I once took a friend with me into the country who was one of those women who lived on excitement in every-day life. When she dressed in the morning she dressed in excitement. She went down to breakfast in excitement. She went about the most humdrum everyday affairs excited. Every event in life—little or big—was an excitement to her—and she went to bed tired out with excitement—over nothing.
We went deep in the woods and in the mountains, full of great powerful quiet.
When my friend first got there she was excited about her arrival, she was excited about the house and the people in it, but in the middle of the night she jumped up in bed with a groan of torture.

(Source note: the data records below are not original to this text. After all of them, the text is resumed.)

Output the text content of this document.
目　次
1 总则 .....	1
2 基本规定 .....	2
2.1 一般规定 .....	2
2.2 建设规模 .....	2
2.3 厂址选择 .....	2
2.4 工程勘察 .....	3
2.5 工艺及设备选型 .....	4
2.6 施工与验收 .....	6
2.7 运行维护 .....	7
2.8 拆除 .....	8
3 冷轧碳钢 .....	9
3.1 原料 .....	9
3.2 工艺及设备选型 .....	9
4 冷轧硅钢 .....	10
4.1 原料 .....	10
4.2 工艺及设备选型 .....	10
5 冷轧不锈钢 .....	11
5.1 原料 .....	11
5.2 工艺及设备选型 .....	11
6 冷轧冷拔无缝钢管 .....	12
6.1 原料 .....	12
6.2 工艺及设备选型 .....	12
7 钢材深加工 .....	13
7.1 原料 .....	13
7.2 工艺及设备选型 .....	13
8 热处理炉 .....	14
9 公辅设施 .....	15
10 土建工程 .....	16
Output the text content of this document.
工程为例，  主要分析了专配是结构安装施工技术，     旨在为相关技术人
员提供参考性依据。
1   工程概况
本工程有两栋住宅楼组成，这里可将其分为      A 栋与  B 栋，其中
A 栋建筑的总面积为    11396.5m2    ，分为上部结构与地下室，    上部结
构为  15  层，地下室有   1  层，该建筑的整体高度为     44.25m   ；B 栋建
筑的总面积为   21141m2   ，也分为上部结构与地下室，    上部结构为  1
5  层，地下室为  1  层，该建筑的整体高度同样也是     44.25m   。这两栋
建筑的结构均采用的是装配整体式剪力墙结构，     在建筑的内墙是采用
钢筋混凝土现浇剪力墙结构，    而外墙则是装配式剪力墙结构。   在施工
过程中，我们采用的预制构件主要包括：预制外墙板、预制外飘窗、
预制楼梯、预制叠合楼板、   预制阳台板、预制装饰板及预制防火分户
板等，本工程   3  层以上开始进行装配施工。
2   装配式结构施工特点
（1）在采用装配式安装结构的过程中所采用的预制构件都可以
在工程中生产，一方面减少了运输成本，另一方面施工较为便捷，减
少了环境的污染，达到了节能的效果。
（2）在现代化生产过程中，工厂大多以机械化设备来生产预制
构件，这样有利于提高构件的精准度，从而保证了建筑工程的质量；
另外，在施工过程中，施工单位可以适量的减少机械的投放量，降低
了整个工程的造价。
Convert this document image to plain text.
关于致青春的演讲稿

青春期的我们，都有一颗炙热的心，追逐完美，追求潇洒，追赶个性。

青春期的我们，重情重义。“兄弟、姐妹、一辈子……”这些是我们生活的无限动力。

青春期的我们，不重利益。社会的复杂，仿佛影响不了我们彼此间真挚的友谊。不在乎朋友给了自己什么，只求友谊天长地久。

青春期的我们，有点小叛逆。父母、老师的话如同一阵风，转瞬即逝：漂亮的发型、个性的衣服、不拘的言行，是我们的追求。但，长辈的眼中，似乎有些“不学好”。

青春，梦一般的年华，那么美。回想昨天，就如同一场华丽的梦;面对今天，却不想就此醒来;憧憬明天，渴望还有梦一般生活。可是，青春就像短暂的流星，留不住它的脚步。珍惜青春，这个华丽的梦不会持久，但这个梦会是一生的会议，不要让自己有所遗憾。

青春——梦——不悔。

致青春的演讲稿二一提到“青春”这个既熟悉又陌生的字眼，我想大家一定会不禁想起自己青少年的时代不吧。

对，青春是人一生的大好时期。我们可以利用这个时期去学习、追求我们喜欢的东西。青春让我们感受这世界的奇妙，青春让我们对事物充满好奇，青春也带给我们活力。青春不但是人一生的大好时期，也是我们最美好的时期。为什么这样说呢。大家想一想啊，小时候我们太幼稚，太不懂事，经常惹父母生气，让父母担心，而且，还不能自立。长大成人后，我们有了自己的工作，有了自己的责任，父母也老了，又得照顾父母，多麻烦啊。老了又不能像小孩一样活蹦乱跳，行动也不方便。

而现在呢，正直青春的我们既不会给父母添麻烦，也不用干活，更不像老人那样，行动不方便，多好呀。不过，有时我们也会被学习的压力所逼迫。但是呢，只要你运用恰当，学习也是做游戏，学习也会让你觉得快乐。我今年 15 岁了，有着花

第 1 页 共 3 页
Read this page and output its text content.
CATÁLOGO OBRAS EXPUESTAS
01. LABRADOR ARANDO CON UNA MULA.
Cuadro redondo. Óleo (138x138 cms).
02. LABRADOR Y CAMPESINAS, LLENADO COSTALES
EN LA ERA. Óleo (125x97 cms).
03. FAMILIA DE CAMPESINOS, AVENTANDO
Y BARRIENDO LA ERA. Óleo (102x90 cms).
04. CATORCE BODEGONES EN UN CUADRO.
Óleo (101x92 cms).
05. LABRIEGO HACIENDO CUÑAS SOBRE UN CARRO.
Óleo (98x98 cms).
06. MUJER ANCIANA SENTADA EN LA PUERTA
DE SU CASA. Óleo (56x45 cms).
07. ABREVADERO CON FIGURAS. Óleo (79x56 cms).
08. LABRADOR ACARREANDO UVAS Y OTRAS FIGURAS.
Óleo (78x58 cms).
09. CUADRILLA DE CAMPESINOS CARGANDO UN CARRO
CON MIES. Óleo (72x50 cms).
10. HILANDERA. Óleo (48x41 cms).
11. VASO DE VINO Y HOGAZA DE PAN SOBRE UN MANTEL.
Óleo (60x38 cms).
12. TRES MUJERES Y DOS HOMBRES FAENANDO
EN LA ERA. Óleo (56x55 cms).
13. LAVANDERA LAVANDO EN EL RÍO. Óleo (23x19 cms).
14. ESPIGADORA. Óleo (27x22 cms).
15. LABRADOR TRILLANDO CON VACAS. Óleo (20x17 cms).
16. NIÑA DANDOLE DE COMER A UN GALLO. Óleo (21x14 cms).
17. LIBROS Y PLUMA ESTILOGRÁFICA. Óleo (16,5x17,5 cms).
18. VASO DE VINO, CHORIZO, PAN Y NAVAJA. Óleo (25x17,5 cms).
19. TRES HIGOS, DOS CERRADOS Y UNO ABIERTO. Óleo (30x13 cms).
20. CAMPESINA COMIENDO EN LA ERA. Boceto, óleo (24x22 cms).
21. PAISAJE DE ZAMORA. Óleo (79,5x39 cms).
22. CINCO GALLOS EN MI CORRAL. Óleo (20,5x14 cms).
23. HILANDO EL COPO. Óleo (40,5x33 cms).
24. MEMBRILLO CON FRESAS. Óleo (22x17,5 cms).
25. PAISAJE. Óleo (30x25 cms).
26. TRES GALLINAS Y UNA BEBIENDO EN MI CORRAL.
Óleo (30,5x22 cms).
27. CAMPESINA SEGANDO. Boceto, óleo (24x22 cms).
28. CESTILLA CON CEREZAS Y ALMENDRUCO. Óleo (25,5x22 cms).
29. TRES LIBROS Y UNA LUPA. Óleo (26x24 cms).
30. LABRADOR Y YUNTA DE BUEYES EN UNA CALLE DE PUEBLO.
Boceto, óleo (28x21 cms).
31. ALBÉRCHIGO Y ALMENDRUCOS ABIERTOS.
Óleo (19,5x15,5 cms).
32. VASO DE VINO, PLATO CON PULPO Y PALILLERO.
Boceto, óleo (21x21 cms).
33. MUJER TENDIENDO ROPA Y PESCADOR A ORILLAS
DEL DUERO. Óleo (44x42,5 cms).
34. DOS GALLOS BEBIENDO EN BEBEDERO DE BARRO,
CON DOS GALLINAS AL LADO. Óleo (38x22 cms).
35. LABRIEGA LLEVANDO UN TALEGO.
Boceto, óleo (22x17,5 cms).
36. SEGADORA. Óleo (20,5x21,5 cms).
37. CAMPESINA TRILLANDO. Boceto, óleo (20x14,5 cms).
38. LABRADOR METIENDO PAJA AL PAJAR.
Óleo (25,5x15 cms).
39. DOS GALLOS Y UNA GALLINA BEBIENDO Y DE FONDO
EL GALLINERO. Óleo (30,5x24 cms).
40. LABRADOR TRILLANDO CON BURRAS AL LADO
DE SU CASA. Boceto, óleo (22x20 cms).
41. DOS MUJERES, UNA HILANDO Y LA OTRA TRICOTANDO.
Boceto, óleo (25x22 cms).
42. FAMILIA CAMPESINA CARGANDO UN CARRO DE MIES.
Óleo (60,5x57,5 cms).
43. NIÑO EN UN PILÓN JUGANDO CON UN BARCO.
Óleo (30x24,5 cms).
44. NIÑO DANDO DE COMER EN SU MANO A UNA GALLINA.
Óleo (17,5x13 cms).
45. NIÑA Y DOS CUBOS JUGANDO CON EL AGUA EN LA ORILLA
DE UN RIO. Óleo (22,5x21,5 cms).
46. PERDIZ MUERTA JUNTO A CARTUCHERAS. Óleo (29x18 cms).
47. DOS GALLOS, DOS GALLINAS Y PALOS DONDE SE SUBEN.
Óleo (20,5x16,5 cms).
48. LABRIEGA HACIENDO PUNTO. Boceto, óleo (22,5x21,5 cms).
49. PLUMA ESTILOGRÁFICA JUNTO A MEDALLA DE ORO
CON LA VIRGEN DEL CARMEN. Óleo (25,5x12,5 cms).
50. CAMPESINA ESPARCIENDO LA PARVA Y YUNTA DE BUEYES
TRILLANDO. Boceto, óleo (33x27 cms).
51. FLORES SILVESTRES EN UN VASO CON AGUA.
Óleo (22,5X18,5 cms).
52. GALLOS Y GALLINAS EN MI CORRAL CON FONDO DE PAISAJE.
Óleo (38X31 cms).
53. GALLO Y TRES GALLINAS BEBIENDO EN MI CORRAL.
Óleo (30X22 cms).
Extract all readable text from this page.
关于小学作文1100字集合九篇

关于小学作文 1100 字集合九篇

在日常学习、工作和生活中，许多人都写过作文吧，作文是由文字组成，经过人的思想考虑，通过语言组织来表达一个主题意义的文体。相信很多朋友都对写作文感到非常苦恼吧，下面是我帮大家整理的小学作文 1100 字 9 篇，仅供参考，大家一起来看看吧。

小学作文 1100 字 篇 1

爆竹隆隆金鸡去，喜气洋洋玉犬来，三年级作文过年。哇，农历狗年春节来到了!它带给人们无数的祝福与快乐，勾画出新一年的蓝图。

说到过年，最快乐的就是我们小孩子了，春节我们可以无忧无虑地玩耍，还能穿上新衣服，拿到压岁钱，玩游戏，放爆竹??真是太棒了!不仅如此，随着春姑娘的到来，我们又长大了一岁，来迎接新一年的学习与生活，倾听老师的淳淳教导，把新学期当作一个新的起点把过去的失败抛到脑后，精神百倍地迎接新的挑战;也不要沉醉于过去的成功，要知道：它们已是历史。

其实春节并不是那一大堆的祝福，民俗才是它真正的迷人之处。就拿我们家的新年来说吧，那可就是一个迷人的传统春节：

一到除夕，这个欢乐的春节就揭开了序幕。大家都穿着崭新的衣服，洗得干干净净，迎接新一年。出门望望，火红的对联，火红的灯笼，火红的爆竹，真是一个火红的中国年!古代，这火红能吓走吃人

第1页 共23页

I thought she had been suddenly taken ill and started up quickly from my end of the room to see what was the trouble.
"Oh, oh," she groaned, "the quiet! It is so quiet!" Her brain which had been in a whirl of petty excitement felt keen pain when the normal quiet touched it.
Fortunately this woman had common sense and I could gradually explain the truth to her, and she acted upon it and got rested and strong and quiet.
I knew another woman who had been wearing shoes that were too tight for her and that pinched her toes all together. The first time she wore shoes that gave her feet room enough the muscles of her feet hurt her so that she could hardly walk.
Of course, having been cramped into abnormal contraction the process of expanding to freedom would be painful.
If you had held your fist clenched tight for years, or months, or even weeks, how it would hurt to open it so that you could have free use of your fingers.
The same truth holds good with a fist that has been clenched, a foot that has been pinched, or a brain that has been contracted with excitement.